Kevin Hodda
- Full name: Kevin Joseph Hodda
- Date of birth: 25 June 1923
- Place of birth: Brisbane, QLD, Australia
- Date of death: 15 March 2009 (aged 85)

Rugby union career
- Position(s): Hooker

Provincial / State sides
- Years: Team / Apps / (Points)
- Queensland /  / ()

International career
- Years: Team / Apps / (Points)
- 1946: Australia

= Kevin Hodda =

Australian rugby player (1923–2009)

Kevin Joseph Hodda (25 June 1923 – 15 March 2009) was an Australian international rugby union player.

Born in Brisbane, Hodda attended St Columban's College and had his final year at St Joseph's College, Gregory Terrace, in order to get experience playing GPS rugby. He was an accountant by profession.

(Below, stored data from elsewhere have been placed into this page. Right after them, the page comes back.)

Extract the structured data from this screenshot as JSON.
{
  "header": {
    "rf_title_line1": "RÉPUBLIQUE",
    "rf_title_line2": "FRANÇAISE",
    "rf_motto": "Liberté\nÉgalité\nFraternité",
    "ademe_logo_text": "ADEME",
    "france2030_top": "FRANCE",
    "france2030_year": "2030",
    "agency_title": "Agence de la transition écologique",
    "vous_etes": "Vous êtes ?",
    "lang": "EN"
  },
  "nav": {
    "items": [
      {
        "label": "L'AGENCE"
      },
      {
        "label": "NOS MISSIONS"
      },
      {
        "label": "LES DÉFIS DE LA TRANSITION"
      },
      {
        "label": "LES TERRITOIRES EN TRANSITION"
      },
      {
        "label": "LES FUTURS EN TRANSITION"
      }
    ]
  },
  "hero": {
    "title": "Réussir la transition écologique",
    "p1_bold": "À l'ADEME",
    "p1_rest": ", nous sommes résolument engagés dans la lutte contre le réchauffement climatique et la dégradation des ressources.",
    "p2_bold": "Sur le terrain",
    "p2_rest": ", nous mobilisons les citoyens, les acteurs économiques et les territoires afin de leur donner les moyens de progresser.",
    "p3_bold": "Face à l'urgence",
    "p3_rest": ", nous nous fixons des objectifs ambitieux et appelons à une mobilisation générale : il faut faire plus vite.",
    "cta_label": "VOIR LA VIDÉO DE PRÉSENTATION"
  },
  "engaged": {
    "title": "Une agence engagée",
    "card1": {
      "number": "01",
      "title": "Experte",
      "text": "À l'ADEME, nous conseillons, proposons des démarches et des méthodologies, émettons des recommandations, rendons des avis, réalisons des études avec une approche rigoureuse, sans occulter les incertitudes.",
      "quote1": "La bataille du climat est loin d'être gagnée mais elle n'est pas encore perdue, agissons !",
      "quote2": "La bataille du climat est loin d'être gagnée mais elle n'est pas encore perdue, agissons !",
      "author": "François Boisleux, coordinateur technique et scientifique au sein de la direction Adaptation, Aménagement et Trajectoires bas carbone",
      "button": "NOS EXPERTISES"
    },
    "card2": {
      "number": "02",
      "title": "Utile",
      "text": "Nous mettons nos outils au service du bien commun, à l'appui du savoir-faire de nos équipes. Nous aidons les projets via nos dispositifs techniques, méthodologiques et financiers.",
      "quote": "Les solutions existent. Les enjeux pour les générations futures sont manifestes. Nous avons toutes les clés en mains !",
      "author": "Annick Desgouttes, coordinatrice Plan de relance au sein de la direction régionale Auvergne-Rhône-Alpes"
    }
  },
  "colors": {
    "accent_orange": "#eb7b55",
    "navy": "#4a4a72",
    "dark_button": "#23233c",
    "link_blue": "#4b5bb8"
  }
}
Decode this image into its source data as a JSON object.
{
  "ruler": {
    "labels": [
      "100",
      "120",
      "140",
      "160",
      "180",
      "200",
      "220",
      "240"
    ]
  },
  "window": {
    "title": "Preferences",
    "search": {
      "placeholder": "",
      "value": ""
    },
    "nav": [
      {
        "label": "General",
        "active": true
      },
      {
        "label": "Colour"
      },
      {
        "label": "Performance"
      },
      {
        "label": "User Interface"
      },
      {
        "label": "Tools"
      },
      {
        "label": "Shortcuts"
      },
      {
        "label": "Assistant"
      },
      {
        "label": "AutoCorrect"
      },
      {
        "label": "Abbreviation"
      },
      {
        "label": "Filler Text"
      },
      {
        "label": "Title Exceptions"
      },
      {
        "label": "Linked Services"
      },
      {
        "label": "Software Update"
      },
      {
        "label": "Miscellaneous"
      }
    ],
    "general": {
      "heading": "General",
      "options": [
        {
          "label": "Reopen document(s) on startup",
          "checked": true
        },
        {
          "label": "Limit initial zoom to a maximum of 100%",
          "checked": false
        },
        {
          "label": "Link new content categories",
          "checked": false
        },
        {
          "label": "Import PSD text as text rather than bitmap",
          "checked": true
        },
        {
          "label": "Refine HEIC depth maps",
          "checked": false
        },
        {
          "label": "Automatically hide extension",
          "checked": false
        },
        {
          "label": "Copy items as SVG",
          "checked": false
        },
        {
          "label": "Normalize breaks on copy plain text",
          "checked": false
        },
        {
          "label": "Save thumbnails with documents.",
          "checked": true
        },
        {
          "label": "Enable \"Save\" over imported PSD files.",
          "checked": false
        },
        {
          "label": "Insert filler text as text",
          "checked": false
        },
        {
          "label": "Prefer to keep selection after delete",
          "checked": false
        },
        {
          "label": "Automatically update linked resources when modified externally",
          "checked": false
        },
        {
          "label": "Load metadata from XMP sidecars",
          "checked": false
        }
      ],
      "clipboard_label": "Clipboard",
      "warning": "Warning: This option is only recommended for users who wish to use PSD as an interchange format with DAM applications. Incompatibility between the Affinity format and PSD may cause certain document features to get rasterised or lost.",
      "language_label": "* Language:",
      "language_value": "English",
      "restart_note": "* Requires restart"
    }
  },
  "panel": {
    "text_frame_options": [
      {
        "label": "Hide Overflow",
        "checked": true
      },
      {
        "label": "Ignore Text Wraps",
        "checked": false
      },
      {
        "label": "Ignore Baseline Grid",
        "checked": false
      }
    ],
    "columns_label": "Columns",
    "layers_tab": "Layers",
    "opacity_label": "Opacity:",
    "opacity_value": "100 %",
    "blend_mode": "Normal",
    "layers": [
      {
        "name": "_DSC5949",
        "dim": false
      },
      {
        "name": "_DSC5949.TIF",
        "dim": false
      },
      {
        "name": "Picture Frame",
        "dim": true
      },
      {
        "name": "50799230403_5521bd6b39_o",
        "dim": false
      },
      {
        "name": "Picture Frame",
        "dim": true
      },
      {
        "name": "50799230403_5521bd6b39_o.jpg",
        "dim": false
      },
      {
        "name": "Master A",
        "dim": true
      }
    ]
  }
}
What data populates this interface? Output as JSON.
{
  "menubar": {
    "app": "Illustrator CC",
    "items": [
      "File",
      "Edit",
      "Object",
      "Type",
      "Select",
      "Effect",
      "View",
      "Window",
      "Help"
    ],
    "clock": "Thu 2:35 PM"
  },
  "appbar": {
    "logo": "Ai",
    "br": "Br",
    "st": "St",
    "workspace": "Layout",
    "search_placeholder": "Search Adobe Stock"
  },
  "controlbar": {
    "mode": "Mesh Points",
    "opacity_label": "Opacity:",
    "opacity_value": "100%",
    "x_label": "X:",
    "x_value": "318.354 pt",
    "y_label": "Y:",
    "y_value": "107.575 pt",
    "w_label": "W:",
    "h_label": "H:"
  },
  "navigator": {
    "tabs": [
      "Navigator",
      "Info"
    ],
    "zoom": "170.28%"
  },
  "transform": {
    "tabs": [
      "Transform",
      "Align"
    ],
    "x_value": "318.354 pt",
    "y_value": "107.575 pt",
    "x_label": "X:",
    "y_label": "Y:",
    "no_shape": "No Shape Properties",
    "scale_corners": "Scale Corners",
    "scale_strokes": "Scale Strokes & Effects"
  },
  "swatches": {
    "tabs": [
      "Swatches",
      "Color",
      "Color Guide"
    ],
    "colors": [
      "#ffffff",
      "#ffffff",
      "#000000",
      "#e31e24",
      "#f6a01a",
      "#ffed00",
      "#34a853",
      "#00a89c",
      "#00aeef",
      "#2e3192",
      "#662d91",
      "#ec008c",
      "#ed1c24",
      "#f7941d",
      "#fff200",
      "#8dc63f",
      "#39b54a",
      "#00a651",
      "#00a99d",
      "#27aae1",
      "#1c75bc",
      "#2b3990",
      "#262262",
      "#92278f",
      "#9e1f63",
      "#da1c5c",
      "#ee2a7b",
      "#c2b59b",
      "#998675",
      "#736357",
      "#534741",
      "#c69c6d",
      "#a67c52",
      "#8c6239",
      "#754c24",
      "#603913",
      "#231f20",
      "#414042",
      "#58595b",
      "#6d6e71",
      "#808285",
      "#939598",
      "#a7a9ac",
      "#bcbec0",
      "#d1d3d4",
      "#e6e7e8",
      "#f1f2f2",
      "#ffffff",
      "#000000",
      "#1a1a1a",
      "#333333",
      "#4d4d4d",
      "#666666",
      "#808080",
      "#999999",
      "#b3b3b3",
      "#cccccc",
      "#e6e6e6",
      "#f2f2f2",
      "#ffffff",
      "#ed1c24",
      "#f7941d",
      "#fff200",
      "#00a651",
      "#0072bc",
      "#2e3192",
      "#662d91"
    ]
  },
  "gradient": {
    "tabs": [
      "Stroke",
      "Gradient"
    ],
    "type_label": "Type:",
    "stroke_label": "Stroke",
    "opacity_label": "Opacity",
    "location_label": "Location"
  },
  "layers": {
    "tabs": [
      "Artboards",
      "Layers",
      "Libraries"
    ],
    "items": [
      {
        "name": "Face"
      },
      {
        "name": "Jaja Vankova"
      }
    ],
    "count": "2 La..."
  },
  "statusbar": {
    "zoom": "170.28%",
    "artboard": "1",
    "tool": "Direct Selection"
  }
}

Hodda, a hooker, made his debut for Brothers in 1941. He became Queensland hooker in 1945 and outperformed his New South Wales opponent Don Furness, putting himself in contention to replace the retired Eddie Bonis in the Wallabies side. After a strong performance in the trials, Hodda won selection for the 1946 tour of New Zealand as first choice hooker, but suffered a tour ending knee injury in the opening fixture against North Auckland. He retired in 1949.